Serverless Migration of the Rights Play Platform with Ring Architecture
The Rights Play Platform migrated from the in‑house Ring JVM container framework to a Serverless architecture, eliminating custom permission logic and memory‑leak risks while achieving roughly 30% faster development cycles, 80% shorter deployments, automatic scaling, unified base services, and significantly lower operational costs.
Background: The Taobao Rights Platform supports diverse marketing IP and lightweight interactive demands, requiring rapid delivery and high development efficiency.
The Rights Play Platform was created to provide a reusable marketing capability system, reducing development cost and improving delivery speed.
Initial solution: Ring containerization. Ring is an in‑house JVM container framework offering hot deployment and on‑demand machine grouping. It consists of a host application providing shared services and multiple business containers (farjar) that can be mounted independently, enabling second‑level deployment and isolation.
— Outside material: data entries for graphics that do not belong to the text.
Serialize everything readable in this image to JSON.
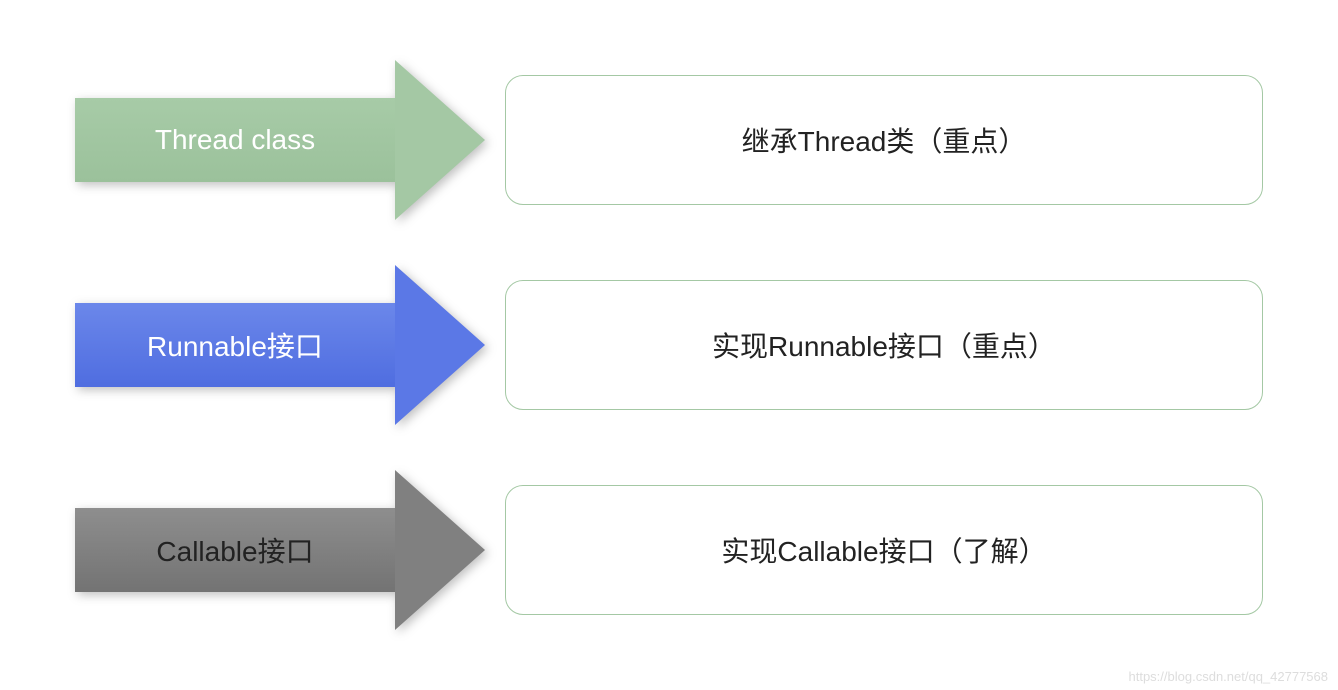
{
  "diagram": {
    "type": "infographic",
    "background_color": "#ffffff",
    "rows": [
      {
        "arrow_label": "Thread  class",
        "arrow_fill": "#a4c8a4",
        "arrow_gradient_start": "#a7cba7",
        "arrow_gradient_end": "#9bc19b",
        "arrow_text_color": "#ffffff",
        "desc_text": "继承Thread类（重点）",
        "desc_border_color": "#a4c8a4",
        "desc_text_color": "#222222"
      },
      {
        "arrow_label": "Runnable接口",
        "arrow_fill": "#5b78e6",
        "arrow_gradient_start": "#6b87ea",
        "arrow_gradient_end": "#4f6de0",
        "arrow_text_color": "#ffffff",
        "desc_text": "实现Runnable接口（重点）",
        "desc_border_color": "#a4c8a4",
        "desc_text_color": "#222222"
      },
      {
        "arrow_label": "Callable接口",
        "arrow_fill": "#808080",
        "arrow_gradient_start": "#8e8e8e",
        "arrow_gradient_end": "#737373",
        "arrow_text_color": "#222222",
        "desc_text": "实现Callable接口（了解）",
        "desc_border_color": "#a4c8a4",
        "desc_text_color": "#222222"
      }
    ],
    "label_fontsize": 28,
    "desc_fontsize": 28,
    "desc_border_radius": 18,
    "desc_border_width": 1,
    "arrow_body_width": 320,
    "arrow_body_height": 84,
    "arrow_head_width": 90,
    "arrow_total_height": 160,
    "shadow": "3px 3px 5px rgba(0,0,0,0.25)"
  },
  "watermark": "https://blog.csdn.net/qq_42777568"
}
Advantages of Ring: high efficiency through hot‑deployment, strong isolation via machine grouping, and clear separation of platform and business development responsibilities.
Limitations: Ring is designed for extensible business modules, which does not perfectly fit the Rights Play Platform’s independent services; it introduces permission and role constraints and adds custom logic that raises maintenance and memory‑leak risks.
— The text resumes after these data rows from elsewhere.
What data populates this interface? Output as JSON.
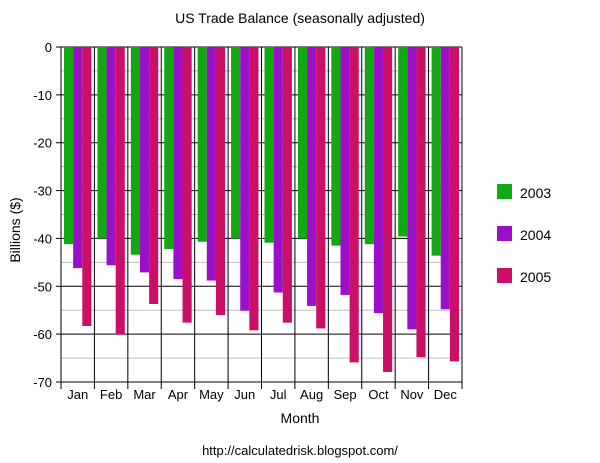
{
  "chart_data": {
    "type": "bar",
    "title": "US Trade Balance (seasonally adjusted)",
    "xlabel": "Month",
    "ylabel": "Billions ($)",
    "ylim": [
      -70,
      0
    ],
    "yticks": [
      0,
      -10,
      -20,
      -30,
      -40,
      -50,
      -60,
      -70
    ],
    "minor_gridlines": [
      -5,
      -15,
      -25,
      -35,
      -45,
      -55,
      -65
    ],
    "grid": true,
    "legend_position": "right",
    "categories": [
      "Jan",
      "Feb",
      "Mar",
      "Apr",
      "May",
      "Jun",
      "Jul",
      "Aug",
      "Sep",
      "Oct",
      "Nov",
      "Dec"
    ],
    "series": [
      {
        "name": "2003",
        "color": "#11a811",
        "values": [
          -41.2,
          -40.0,
          -43.4,
          -42.2,
          -40.7,
          -40.0,
          -40.9,
          -40.0,
          -41.5,
          -41.2,
          -39.6,
          -43.6
        ]
      },
      {
        "name": "2004",
        "color": "#9b0fc8",
        "values": [
          -46.2,
          -45.6,
          -47.1,
          -48.5,
          -48.8,
          -55.1,
          -51.3,
          -54.1,
          -51.8,
          -55.6,
          -59.0,
          -54.8
        ]
      },
      {
        "name": "2005",
        "color": "#cc0f66",
        "values": [
          -58.3,
          -60.1,
          -53.7,
          -57.6,
          -56.0,
          -59.2,
          -57.6,
          -58.8,
          -65.9,
          -67.9,
          -64.8,
          -65.7
        ]
      }
    ]
  },
  "footer": {
    "source": "http://calculatedrisk.blogspot.com/"
  }
}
Transition to Serverless: After evaluating Ring, the team embraced Serverless to further simplify the R&D workflow. Serverless separates application logic from infrastructure, providing automatic scaling, zero‑ops, rapid deployment, and unified base services.
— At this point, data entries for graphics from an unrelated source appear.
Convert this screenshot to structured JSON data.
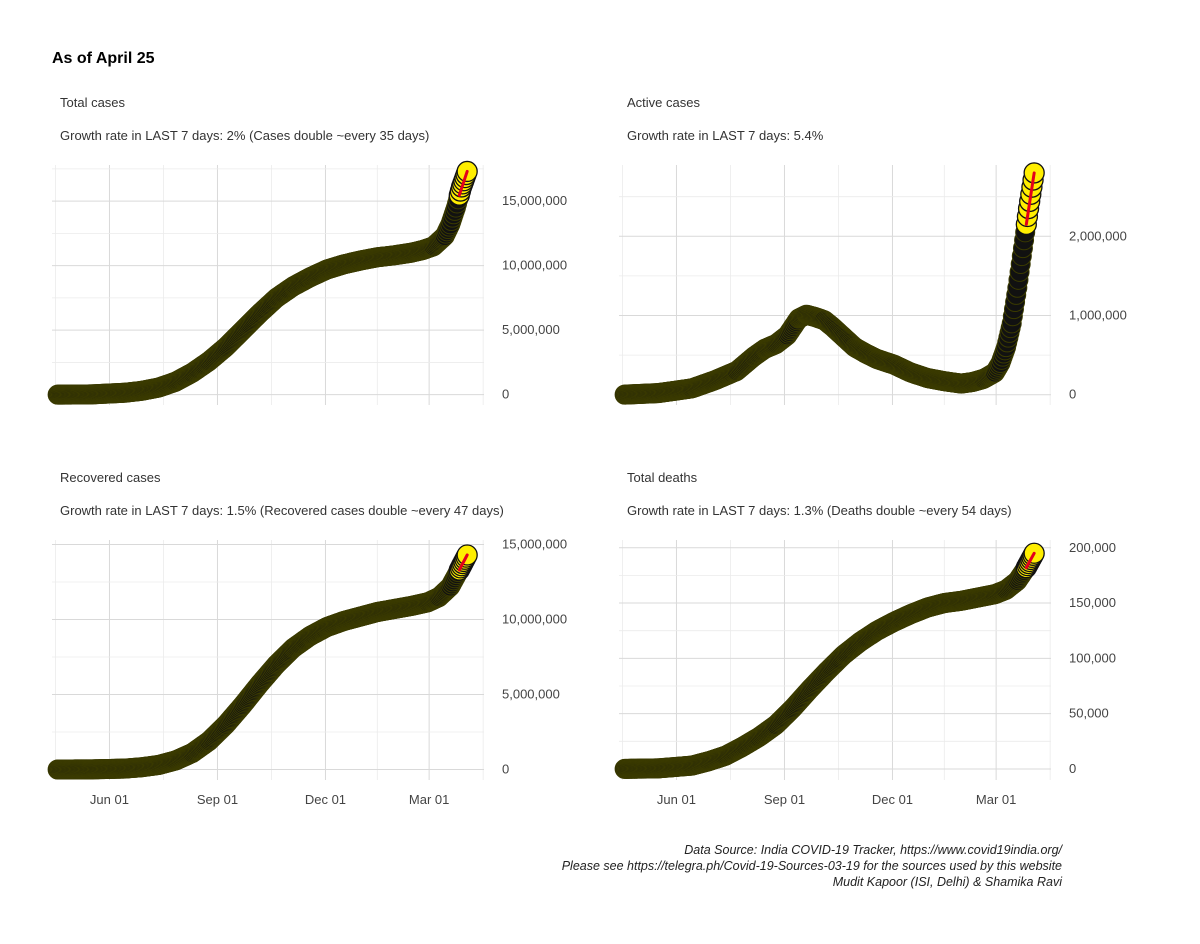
{
  "page": {
    "title": "As of April 25"
  },
  "caption": {
    "line1": "Data Source: India COVID-19 Tracker, https://www.covid19india.org/",
    "line2": "Please see https://telegra.ph/Covid-19-Sources-03-19 for the sources used by this website",
    "line3": "Mudit Kapoor (ISI, Delhi) & Shamika Ravi"
  },
  "colors": {
    "marker_recent": "#ffee00",
    "marker_older": "#111111",
    "trend_line": "#e4001b",
    "grid": "#d9d9d9"
  },
  "chart_data": [
    {
      "type": "scatter",
      "title": "Total cases",
      "subtitle": "Growth rate in LAST 7 days: 2% (Cases double ~every 35 days)",
      "x_tick_labels": [
        "Jun 01",
        "Sep 01",
        "Dec 01",
        "Mar 01"
      ],
      "y_ticks": [
        0,
        5000000,
        10000000,
        15000000
      ],
      "y_tick_labels": [
        "0",
        "5,000,000",
        "10,000,000",
        "15,000,000"
      ],
      "ylim": [
        -800000,
        17800000
      ],
      "curve": [
        [
          0,
          1000
        ],
        [
          30,
          20000
        ],
        [
          60,
          150000
        ],
        [
          75,
          300000
        ],
        [
          90,
          550000
        ],
        [
          105,
          1000000
        ],
        [
          120,
          1700000
        ],
        [
          135,
          2600000
        ],
        [
          150,
          3700000
        ],
        [
          165,
          5000000
        ],
        [
          180,
          6300000
        ],
        [
          195,
          7500000
        ],
        [
          210,
          8400000
        ],
        [
          225,
          9100000
        ],
        [
          240,
          9700000
        ],
        [
          255,
          10100000
        ],
        [
          270,
          10400000
        ],
        [
          285,
          10650000
        ],
        [
          300,
          10800000
        ],
        [
          315,
          11000000
        ],
        [
          325,
          11200000
        ],
        [
          335,
          11500000
        ],
        [
          345,
          12300000
        ],
        [
          350,
          13200000
        ],
        [
          355,
          14500000
        ],
        [
          360,
          16100000
        ],
        [
          365,
          17300000
        ]
      ]
    },
    {
      "type": "scatter",
      "title": "Active cases",
      "subtitle": "Growth rate in LAST 7 days: 5.4%",
      "x_tick_labels": [
        "Jun 01",
        "Sep 01",
        "Dec 01",
        "Mar 01"
      ],
      "y_ticks": [
        0,
        1000000,
        2000000
      ],
      "y_tick_labels": [
        "0",
        "1,000,000",
        "2,000,000"
      ],
      "ylim": [
        -130000,
        2900000
      ],
      "curve": [
        [
          0,
          1000
        ],
        [
          30,
          20000
        ],
        [
          60,
          80000
        ],
        [
          80,
          180000
        ],
        [
          100,
          300000
        ],
        [
          115,
          480000
        ],
        [
          125,
          580000
        ],
        [
          135,
          640000
        ],
        [
          145,
          750000
        ],
        [
          155,
          960000
        ],
        [
          162,
          1010000
        ],
        [
          170,
          980000
        ],
        [
          178,
          940000
        ],
        [
          185,
          860000
        ],
        [
          195,
          730000
        ],
        [
          205,
          600000
        ],
        [
          215,
          520000
        ],
        [
          225,
          450000
        ],
        [
          240,
          380000
        ],
        [
          255,
          280000
        ],
        [
          270,
          210000
        ],
        [
          285,
          170000
        ],
        [
          300,
          140000
        ],
        [
          310,
          160000
        ],
        [
          320,
          200000
        ],
        [
          330,
          280000
        ],
        [
          335,
          400000
        ],
        [
          340,
          600000
        ],
        [
          345,
          900000
        ],
        [
          350,
          1350000
        ],
        [
          355,
          1850000
        ],
        [
          360,
          2350000
        ],
        [
          365,
          2800000
        ]
      ]
    },
    {
      "type": "scatter",
      "title": "Recovered cases",
      "subtitle": "Growth rate in LAST 7 days: 1.5% (Recovered cases double ~every 47 days)",
      "x_tick_labels": [
        "Jun 01",
        "Sep 01",
        "Dec 01",
        "Mar 01"
      ],
      "y_ticks": [
        0,
        5000000,
        10000000,
        15000000
      ],
      "y_tick_labels": [
        "0",
        "5,000,000",
        "10,000,000",
        "15,000,000"
      ],
      "ylim": [
        -700000,
        15300000
      ],
      "curve": [
        [
          0,
          500
        ],
        [
          30,
          8000
        ],
        [
          60,
          60000
        ],
        [
          75,
          150000
        ],
        [
          90,
          300000
        ],
        [
          105,
          600000
        ],
        [
          120,
          1100000
        ],
        [
          135,
          1900000
        ],
        [
          150,
          3000000
        ],
        [
          165,
          4300000
        ],
        [
          180,
          5700000
        ],
        [
          195,
          7000000
        ],
        [
          210,
          8100000
        ],
        [
          225,
          8900000
        ],
        [
          240,
          9500000
        ],
        [
          255,
          9900000
        ],
        [
          270,
          10200000
        ],
        [
          285,
          10500000
        ],
        [
          300,
          10700000
        ],
        [
          315,
          10900000
        ],
        [
          330,
          11150000
        ],
        [
          340,
          11500000
        ],
        [
          350,
          12200000
        ],
        [
          358,
          13300000
        ],
        [
          365,
          14300000
        ]
      ]
    },
    {
      "type": "scatter",
      "title": "Total deaths",
      "subtitle": "Growth rate in LAST 7 days: 1.3% (Deaths double ~every 54 days)",
      "x_tick_labels": [
        "Jun 01",
        "Sep 01",
        "Dec 01",
        "Mar 01"
      ],
      "y_ticks": [
        0,
        50000,
        100000,
        150000,
        200000
      ],
      "y_tick_labels": [
        "0",
        "50,000",
        "100,000",
        "150,000",
        "200,000"
      ],
      "ylim": [
        -10000,
        207000
      ],
      "curve": [
        [
          0,
          50
        ],
        [
          30,
          500
        ],
        [
          60,
          3000
        ],
        [
          75,
          7000
        ],
        [
          90,
          12000
        ],
        [
          105,
          20000
        ],
        [
          120,
          29000
        ],
        [
          135,
          40000
        ],
        [
          150,
          55000
        ],
        [
          165,
          72000
        ],
        [
          180,
          88000
        ],
        [
          195,
          103000
        ],
        [
          210,
          115000
        ],
        [
          225,
          125000
        ],
        [
          240,
          133000
        ],
        [
          255,
          140000
        ],
        [
          270,
          146000
        ],
        [
          285,
          150000
        ],
        [
          300,
          152000
        ],
        [
          315,
          155000
        ],
        [
          330,
          158000
        ],
        [
          340,
          162000
        ],
        [
          350,
          170000
        ],
        [
          358,
          182000
        ],
        [
          365,
          195000
        ]
      ]
    }
  ]
}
Key Serverless features highlighted: no‑ops (infrastructure managed by the platform), lower cost through elastic scaling, fast delivery via function‑level deployment, and unified architecture where base services (JDK, middleware) are centrally maintained.
Serverless also introduces a plug‑in mechanism for shared business capabilities, offering class isolation, controlled class export, lifecycle management, and unified upgrade paths.
Benefits observed during the Double‑11 peak: development cycle reduced by ~30%, deployment time cut by ~80%, and overall R&D efficiency and operational cost significantly improved.
The team plans to continue expanding Serverless adoption across other services, expecting further innovation and productivity gains.